3.14.2010

Hey Soul Cyst-a

It's a cyst.

A functional cyst.

I am so glad at least one of us is "functioning" with the news (Showoff!)

We were sidelined....out of the game. It's been a rough break. It sucks!

The doctor prescribed the trigger shot Ovidril to shrink the cyst. I was to take it on Friday. Nurse Christmas said the Queen of Broken Hearts will re-appear in two weeks (twice in one month....lucky lucky me). On my CD 3- I will go in to see if this monster that is growing on my left ovary is gone. I think he should go back to where the wild things are!

So I got my shot on Friday and my husband had to give it to me. This was our first AT HOME injection people. I take a trigger shot with EVERY IUI cycle but the nurse always gives it to me...it never hurts so I figured it can't be so bad....right?........W R O N G!

My husband (god bless his heart) was so nervous. He kept calling my mother in law (a nurse) to
make sure he was going to do it right. I showed him the area the nurse always does it. I know that area all too well because the nurse who gives the shot like to point out my "spider" veins on my leg before she does it. What a gem she is huh?!?! So we were all ready to go and suddenly it happened....It happens EVERY time I am nervous....I can't help it ...It's a natural body reaction....


I started to laugh (you didn't think I passed gas did you?!?!). I couldn't stop. I was laughing so hard I was shaking....shaking enough for him to not be able to put the needle in my leg. So there I am laughing...he's getting anxious and yelling....it really was quite a sight!

I calmed down and he went for it.

OH MY GOD ...it hurt. I jumped...He PULLED the needle out. Injection Attempt #1 FAIL!

I sat down this time...laughing fits return (along with the crying I was doing from the last attempt). I hid my face in a towel and he stabbed me.

It hurt and I cried!

My poor husband felt sooooo bad afterwards, he kept hugging me and kissing me on the head. After I got over being mad at him for hurting me, I realized how nervous he was and I could see in his eyes how bad he felt. But we did it ....we both survived!

I'm not gonna lie....I'm scarred. Traumatized people. NEEDLES ARE A LEGITIMATE FEAR! (Doesn't it seem kinda cruel that someone so afraid of needles has to have endless blood work taken and have bad veins...and now will be doing injections next month...)

So that's it. There is nothing left for us to do this month but drink lots of sangria and pray it worked.

Cheers!

7 comments:

Lacie @ Creative Attempts said...

Ok first i have to say thank you for entering my giveaway and for the book inspirations I am really interested in the laci peterson book. Okay on to some thoughts about your post. I feel so much for you when it comes to this. I tried for a little over a year I know you have gone a lot longer but if you are like me it seems like EVERYONe is prego around you I would get so frustrated. but miracles do happen and my son is now five and it was all worth it:)

Mimi said...

Love the term "Queen of broken hearts"

I'm stopping by to welcome you the the SITS family!

Kaitlin said...

Yikes! I'm sorry about the injection and having the Queen of Broken Hearts twice in one month.
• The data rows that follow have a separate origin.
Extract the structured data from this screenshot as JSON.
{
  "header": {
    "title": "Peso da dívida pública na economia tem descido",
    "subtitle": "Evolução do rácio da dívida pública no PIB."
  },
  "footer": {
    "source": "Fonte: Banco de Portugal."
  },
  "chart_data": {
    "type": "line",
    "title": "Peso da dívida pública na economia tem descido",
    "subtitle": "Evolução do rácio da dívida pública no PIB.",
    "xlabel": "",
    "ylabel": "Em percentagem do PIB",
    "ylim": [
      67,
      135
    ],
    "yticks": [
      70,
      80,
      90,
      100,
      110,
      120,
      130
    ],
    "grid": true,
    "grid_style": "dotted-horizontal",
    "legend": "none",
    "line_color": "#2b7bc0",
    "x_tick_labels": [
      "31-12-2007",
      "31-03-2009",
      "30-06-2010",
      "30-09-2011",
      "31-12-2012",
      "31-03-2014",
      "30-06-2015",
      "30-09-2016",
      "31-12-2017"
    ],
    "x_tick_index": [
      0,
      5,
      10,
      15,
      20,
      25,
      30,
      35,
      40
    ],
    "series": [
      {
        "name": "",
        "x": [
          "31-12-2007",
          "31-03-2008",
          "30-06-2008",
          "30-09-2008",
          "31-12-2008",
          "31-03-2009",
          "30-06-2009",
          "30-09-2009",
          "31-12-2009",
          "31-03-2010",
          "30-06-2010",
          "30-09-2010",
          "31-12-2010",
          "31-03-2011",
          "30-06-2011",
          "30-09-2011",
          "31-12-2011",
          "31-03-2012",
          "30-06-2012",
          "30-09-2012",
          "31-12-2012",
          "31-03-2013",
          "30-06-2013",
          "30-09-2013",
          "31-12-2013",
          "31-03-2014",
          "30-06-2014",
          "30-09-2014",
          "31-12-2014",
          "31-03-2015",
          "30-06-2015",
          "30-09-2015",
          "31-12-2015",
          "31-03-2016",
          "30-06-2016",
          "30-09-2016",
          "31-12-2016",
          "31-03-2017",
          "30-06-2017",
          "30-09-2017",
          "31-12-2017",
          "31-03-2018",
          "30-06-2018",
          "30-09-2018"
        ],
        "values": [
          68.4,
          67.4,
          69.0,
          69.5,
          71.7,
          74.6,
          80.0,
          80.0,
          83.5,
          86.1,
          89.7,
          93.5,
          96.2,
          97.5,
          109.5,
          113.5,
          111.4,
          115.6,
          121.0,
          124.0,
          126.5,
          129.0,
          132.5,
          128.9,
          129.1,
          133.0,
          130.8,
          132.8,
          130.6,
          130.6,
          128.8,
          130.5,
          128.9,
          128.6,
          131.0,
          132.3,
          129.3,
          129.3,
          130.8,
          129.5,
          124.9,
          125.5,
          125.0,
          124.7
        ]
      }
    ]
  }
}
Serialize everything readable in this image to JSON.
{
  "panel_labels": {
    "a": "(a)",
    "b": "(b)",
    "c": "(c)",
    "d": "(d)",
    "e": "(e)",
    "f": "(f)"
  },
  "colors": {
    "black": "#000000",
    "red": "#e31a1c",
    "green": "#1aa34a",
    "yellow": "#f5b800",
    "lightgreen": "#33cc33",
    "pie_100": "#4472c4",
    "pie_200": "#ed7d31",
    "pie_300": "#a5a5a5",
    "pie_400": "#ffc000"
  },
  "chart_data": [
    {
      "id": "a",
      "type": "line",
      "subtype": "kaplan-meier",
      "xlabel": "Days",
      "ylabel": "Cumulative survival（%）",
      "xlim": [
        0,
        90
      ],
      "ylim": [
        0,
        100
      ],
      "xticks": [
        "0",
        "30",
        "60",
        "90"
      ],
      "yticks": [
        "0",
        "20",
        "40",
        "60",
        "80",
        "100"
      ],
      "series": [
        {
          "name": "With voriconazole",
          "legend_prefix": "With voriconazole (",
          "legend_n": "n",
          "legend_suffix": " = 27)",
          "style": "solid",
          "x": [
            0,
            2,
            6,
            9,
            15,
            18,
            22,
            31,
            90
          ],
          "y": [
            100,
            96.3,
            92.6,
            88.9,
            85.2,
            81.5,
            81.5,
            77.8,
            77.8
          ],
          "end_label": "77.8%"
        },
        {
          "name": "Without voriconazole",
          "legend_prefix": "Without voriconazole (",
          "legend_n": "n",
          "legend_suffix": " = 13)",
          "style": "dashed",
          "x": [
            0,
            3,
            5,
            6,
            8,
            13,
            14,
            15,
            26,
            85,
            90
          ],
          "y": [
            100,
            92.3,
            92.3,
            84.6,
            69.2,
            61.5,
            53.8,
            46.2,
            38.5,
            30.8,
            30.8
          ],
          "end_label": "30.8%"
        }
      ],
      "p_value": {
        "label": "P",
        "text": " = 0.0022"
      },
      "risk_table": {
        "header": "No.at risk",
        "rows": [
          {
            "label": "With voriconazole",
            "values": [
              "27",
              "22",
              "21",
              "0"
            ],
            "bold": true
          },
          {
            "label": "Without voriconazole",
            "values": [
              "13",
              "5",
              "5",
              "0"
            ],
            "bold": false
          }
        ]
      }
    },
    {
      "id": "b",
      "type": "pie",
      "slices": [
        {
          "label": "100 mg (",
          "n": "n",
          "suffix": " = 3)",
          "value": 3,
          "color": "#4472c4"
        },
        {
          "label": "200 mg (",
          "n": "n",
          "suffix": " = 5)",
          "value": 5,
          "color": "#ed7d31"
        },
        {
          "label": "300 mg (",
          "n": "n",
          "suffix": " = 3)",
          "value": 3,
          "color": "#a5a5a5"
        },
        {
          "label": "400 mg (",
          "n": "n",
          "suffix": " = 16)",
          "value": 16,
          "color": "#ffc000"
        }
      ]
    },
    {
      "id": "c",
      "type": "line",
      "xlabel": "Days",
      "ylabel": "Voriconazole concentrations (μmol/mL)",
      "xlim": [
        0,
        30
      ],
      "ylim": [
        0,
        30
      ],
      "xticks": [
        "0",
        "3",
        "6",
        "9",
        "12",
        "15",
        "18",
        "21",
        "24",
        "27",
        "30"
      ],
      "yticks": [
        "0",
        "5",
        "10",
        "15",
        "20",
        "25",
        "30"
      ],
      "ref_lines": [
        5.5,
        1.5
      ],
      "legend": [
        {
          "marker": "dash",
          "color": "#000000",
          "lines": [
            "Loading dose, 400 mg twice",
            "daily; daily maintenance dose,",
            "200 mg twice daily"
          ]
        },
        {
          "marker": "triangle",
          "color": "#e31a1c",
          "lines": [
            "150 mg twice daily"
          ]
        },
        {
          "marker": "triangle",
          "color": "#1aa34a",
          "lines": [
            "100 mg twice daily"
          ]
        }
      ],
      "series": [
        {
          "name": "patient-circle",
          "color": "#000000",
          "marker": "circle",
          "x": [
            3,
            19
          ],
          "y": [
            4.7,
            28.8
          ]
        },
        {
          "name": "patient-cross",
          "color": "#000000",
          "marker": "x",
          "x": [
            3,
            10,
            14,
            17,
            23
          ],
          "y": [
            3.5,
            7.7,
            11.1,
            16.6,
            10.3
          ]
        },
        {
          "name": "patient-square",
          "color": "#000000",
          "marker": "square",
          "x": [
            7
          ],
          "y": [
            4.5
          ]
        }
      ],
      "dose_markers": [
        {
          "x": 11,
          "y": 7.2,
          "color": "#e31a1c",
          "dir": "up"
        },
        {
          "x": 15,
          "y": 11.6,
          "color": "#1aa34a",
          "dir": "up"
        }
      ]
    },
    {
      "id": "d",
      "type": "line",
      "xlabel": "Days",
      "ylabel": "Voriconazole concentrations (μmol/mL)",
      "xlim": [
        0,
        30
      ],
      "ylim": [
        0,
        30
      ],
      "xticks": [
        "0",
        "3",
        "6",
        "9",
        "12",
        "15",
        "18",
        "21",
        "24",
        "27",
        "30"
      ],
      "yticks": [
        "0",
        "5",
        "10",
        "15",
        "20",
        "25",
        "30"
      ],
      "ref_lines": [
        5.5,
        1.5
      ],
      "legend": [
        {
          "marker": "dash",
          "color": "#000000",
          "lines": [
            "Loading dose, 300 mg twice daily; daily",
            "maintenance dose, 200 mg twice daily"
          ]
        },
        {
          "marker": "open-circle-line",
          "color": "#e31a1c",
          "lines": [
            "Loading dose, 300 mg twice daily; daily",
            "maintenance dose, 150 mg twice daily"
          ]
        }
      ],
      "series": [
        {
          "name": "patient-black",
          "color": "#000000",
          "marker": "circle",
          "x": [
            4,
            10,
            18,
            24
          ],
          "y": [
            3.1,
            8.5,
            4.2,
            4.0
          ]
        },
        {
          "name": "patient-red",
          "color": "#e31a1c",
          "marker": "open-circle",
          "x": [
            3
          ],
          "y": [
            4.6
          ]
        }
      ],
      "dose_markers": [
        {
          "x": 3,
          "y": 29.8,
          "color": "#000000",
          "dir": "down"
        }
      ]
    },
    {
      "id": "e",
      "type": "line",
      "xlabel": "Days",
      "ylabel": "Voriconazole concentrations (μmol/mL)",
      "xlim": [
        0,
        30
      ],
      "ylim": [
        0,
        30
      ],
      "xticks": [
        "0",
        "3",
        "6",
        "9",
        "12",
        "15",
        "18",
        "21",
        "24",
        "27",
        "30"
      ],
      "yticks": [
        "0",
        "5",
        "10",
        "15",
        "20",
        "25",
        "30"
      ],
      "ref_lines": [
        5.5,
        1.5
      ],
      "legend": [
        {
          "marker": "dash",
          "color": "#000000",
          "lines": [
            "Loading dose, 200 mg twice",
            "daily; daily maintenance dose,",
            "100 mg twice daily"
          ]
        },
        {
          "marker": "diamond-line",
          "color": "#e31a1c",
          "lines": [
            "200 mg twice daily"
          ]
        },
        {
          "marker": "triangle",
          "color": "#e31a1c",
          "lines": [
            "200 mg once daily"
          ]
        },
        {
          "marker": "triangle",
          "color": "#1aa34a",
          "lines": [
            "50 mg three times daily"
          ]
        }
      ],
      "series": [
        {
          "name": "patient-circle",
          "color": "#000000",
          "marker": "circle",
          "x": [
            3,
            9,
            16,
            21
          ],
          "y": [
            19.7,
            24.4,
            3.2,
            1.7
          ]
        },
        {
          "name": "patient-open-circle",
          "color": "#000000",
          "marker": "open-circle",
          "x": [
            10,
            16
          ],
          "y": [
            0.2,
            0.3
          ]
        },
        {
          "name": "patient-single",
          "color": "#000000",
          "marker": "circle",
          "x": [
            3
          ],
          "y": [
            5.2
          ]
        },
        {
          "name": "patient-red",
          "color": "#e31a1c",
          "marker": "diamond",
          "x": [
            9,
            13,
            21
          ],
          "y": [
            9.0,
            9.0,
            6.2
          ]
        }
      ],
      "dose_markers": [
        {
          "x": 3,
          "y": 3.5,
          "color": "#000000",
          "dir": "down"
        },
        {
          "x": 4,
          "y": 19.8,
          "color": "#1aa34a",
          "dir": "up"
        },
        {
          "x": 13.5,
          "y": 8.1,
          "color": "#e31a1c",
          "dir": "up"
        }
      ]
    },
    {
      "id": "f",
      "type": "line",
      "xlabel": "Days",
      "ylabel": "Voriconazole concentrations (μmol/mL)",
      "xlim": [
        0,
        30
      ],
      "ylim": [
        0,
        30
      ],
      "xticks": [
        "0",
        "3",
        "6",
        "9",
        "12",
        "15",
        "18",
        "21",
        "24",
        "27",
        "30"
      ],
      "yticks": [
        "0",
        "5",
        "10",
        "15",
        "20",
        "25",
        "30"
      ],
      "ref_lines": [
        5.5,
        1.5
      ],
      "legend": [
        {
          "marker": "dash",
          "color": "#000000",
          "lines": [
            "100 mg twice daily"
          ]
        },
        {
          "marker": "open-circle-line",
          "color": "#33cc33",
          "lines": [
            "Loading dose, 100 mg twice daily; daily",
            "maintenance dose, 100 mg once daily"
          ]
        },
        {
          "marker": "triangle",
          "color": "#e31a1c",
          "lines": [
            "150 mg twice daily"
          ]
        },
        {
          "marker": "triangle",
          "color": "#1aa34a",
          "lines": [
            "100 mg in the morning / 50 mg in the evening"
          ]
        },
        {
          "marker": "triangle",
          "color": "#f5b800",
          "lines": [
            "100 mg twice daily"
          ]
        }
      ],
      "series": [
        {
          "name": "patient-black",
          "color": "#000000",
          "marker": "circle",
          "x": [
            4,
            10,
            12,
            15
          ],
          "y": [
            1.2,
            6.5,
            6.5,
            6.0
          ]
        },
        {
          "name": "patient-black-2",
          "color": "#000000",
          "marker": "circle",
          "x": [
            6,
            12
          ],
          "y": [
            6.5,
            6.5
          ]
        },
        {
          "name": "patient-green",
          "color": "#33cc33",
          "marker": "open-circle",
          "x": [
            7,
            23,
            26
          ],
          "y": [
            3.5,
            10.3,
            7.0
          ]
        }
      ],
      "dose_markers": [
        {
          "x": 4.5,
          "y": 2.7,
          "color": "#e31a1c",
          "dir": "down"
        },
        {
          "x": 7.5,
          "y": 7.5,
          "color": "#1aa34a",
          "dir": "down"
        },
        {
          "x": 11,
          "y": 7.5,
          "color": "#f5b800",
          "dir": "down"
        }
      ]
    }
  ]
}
I'm hoping this works for ya!

Holly said...

you poor thing! Injections are definitely my least favorite part of the day and I am not afraid of needles, I can't imagine how much harder the whole ordeal must be for you! I am hoping and praying that the Ovidril does it's job and shrink that dumb cyst so you can get back in the game quickly! *hugs*

K said...

Oh my! I hope you are "with child" in no time. Sending postive thoughts your way.

Welcome to SITS!

Joy said...

I do hope things work out for you. I don't like giving (or receiving) injections either. Stopping by to say welcome to the SITS community!

braving-ivf said...

I've been doing injections with cycles since last July, and in October transitioned to doing them myself. I loathe needles, pass out if I'm not lying down when I have blood drawn, but you know... it's amazing what you can do when it's really important to you.

Hang in there -- you can get through this!